Echoes of the Leader vs. Manager Meme

Heh. I had an interesting spilling-of-the-beans last night. I was talking with a friend close to, but not with, the Kerry campaign looking for the link to an ancient post from last January, barely remembered. It was from 1/11/03:

Would You Really Follow a Manager into Battle?

…these are managers, not leaders. Leaders are people who know how to do what is done by the people they lead. Leaders expose themselves to the inconvenience of proceeding in front of the troops, Tom Hanks-style, rather than piloting a desk while others pilot less predictable craft.

<veteran’s_rant>The current manager-in-residence, George II, went through the motions of flying F-102s on training missions with the Texas Air National Guard during the Viet Nam unpleasantness, in a squadron noted for its population of the scions of the Texas elite. (He was admitted to pilot training ahead of a coupla hundred more qualified other rich kids, despite having flunked the entrance exam). As if that weren’t little enough, the record seems clear that he was too busy on a political campaign to show up for service when assigned to Alabama for his last year of duty. Can you imagine what Colin Powell, a real soldier, thinks of this guy?

My personal resentment may stem from the fact that I enlisted in the Air Force at the same New Haven office as George, about 3 years earlier. About a week before he enlisted, I was on the C-130 that evacuated the last Marines from Kham Duc Viet Nam (the one before us was shot down on takeoff, killing all 150 souls on board). A month after George started his USAF Adventure Camp, I got shot down at Katum, Viet Nam. The real world has real work to be done. Leaders do that work and teach others. Managers arrange the doing of real work.</veteran’s_rant>

Grabbing the Bullshit by the Horns

The reason my old post was of any interest is that John Kerry wants to take that meme public. He sees himself as a leader where Bush is a manager. Apparently, the idea is to take the tax cuts back from the wealthy and use the proceeds to fund the war as the generals said we should–the Powell doctrine of overwhelming force. In other words, Kerry would like to wind the clock back two years and wage a campaign for peace the right way. So maybe Kerry gets it that Americans hate to lose more than they love George Bush, and so he favors a no-holds-barred assault on the Bushies’ corporate-style management style.

At least that’s what I inferred from my friend’s sound bite, and it was no more than that, but the gist was unequivocal: rob the rich to win the peace. The closet speechwriter in me would like the announcement to go like this:

In February, 2005, I will order the prosecution of the Iraq War as it should have been fought in the first place: 300,000 troops in Iraq, supported by a repeal of the Bush tax cuts for people earning over $300,000. We would have sent that many troops if George Bush were a leader but he’s not. I’ve led in combat and learned that it takes a soldier to lead other soldiers. When his top military commander told him it would take 300,000 troops, he acted as a weak manager does: fired the messenger. A leader isn’t afraid of information. When the truth hurts, you accept its pain and then show the troops why we must take the courageous correct action. Sometimes you turn your boat toward the guns when you’re not supposed to.

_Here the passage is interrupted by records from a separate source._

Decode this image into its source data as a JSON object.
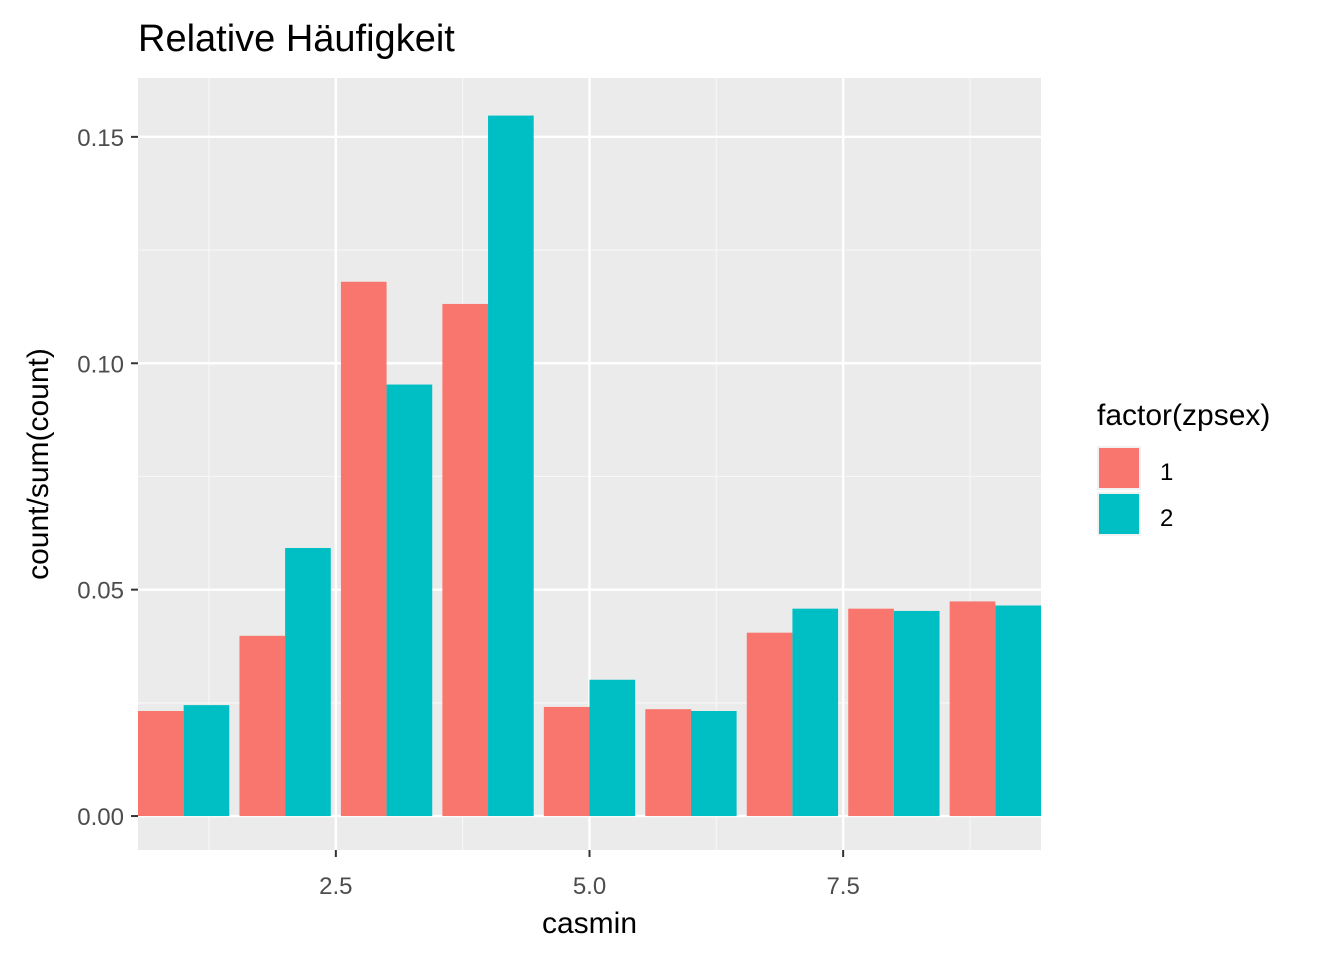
{
  "chart_data": {
    "type": "bar",
    "title": "Relative Häufigkeit",
    "xlabel": "casmin",
    "ylabel": "count/sum(count)",
    "x": [
      1,
      2,
      3,
      4,
      5,
      6,
      7,
      8,
      9
    ],
    "xlim": [
      0.55,
      9.45
    ],
    "ylim": [
      -0.0075,
      0.163
    ],
    "xticks": [
      2.5,
      5.0,
      7.5
    ],
    "xtick_labels": [
      "2.5",
      "5.0",
      "7.5"
    ],
    "yticks": [
      0.0,
      0.05,
      0.1,
      0.15
    ],
    "ytick_labels": [
      "0.00",
      "0.05",
      "0.10",
      "0.15"
    ],
    "grid": true,
    "legend": {
      "title": "factor(zpsex)",
      "position": "right"
    },
    "series": [
      {
        "name": "1",
        "color": "#F8766D",
        "values": [
          0.0232,
          0.0398,
          0.118,
          0.1131,
          0.0241,
          0.0236,
          0.0405,
          0.0458,
          0.0474
        ]
      },
      {
        "name": "2",
        "color": "#00BFC4",
        "values": [
          0.0245,
          0.0592,
          0.0953,
          0.1547,
          0.0301,
          0.0232,
          0.0458,
          0.0453,
          0.0465
        ]
      }
    ]
  }
}
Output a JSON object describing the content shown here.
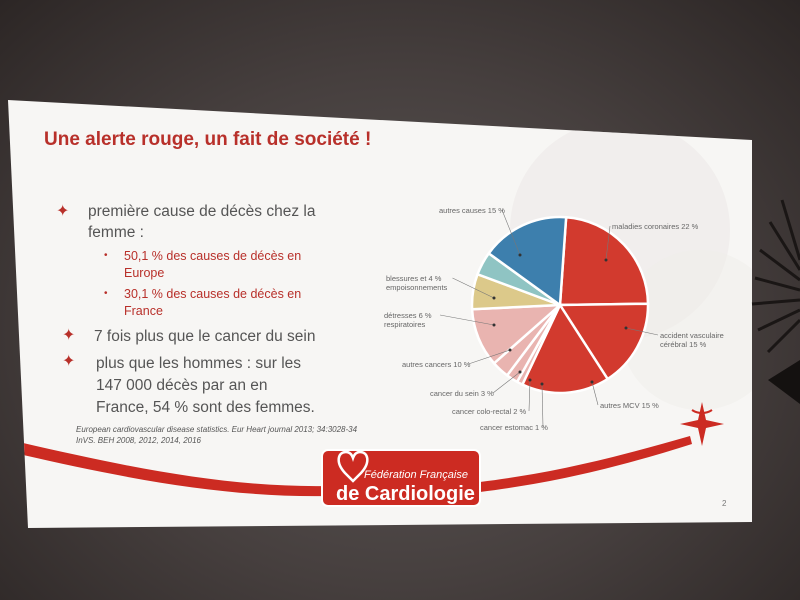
{
  "slide": {
    "title": "Une alerte rouge, un fait de société !",
    "bullets": [
      {
        "lines": [
          "première cause de décès chez la",
          "femme :"
        ],
        "sub": [
          {
            "lines": [
              "50,1 % des causes de décès en",
              "Europe"
            ]
          },
          {
            "lines": [
              "30,1 % des causes de décès en",
              "France"
            ]
          }
        ]
      },
      {
        "lines": [
          "7 fois plus que le cancer du sein"
        ]
      },
      {
        "lines": [
          "plus que les hommes : sur les",
          "147 000 décès par an en",
          "France, 54 % sont des femmes."
        ]
      }
    ],
    "citation": [
      "European cardiovascular disease statistics. Eur Heart journal 2013; 34:3028-34",
      "InVS. BEH 2008, 2012, 2014, 2016"
    ],
    "page_number": "2",
    "logo": {
      "line1": "Fédération Française",
      "line2": "de Cardiologie"
    }
  },
  "chart_data": {
    "type": "pie",
    "slices": [
      {
        "label": "maladies coronaires",
        "value": 22,
        "text": "maladies coronaires 22 %",
        "color": "#d23a2e"
      },
      {
        "label": "accident vasculaire cérébral",
        "value": 15,
        "text": [
          "accident vasculaire",
          "cérébral 15 %"
        ],
        "color": "#d23a2e"
      },
      {
        "label": "autres MCV",
        "value": 15,
        "text": "autres MCV 15 %",
        "color": "#d23a2e"
      },
      {
        "label": "cancer estomac",
        "value": 1,
        "text": "cancer estomac 1 %",
        "color": "#e9b4b0"
      },
      {
        "label": "cancer colo-rectal",
        "value": 2,
        "text": "cancer colo-rectal 2 %",
        "color": "#e9b4b0"
      },
      {
        "label": "cancer du sein",
        "value": 3,
        "text": "cancer du sein 3 %",
        "color": "#e9b4b0"
      },
      {
        "label": "autres cancers",
        "value": 10,
        "text": "autres cancers 10 %",
        "color": "#e9b4b0"
      },
      {
        "label": "détresses respiratoires",
        "value": 6,
        "text": [
          "détresses    6 %",
          "respiratoires"
        ],
        "color": "#dcc98a"
      },
      {
        "label": "blessures et empoisonnements",
        "value": 4,
        "text": [
          "blessures et    4 %",
          "empoisonnements"
        ],
        "color": "#8fc4c3"
      },
      {
        "label": "autres causes",
        "value": 15,
        "text": "autres causes 15 %",
        "color": "#3d7fad"
      }
    ]
  }
}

The mission of these troops will be security, reconstruction and humanitarian aid. Their numbers and support will make them and Iraq safer than they are today. Our goal is to put Iraq back the way it was before we broke it, and give Iraqis what we expect in a civilized country: reliable electricity, fuel, water and sanitary conditions, proper health care and an independent media. I know we can do this with the active support of the American people, not just by government programs but also through grassroots programs like Spirit of America.

Now your choice is simple. Do the American people want to bear the sacrifice of doing the right thing in Iraq, especially our wealthy citizens? Or do we want to let things drift in Iraq as we did in Vietnam, a series of timid escalations until we are forced into a humiliating retreat once again? Are we prepared to admit that the mideast crisis is our greatest threat since World War II?

Have we got the guts and strength to do the right thing, or do we feel lucky?

If you agree with the soldiers’ rule that ‘hope is not a plan’ you will make sure that, on February 1, 2005, I lead this campaign from the only desk in the world where such boldness is possible.

The John Kerry we know will probably make the prose more tortured, but the message is so crystal clear–rich people “sacrificing” for peace–that it’s easy to get across.

Will he do it? my friend couldn’t say. But I got the sense that, unless the polls start looking better real soon, Kerry will take the bold stroke that makes his managers uncomfortable.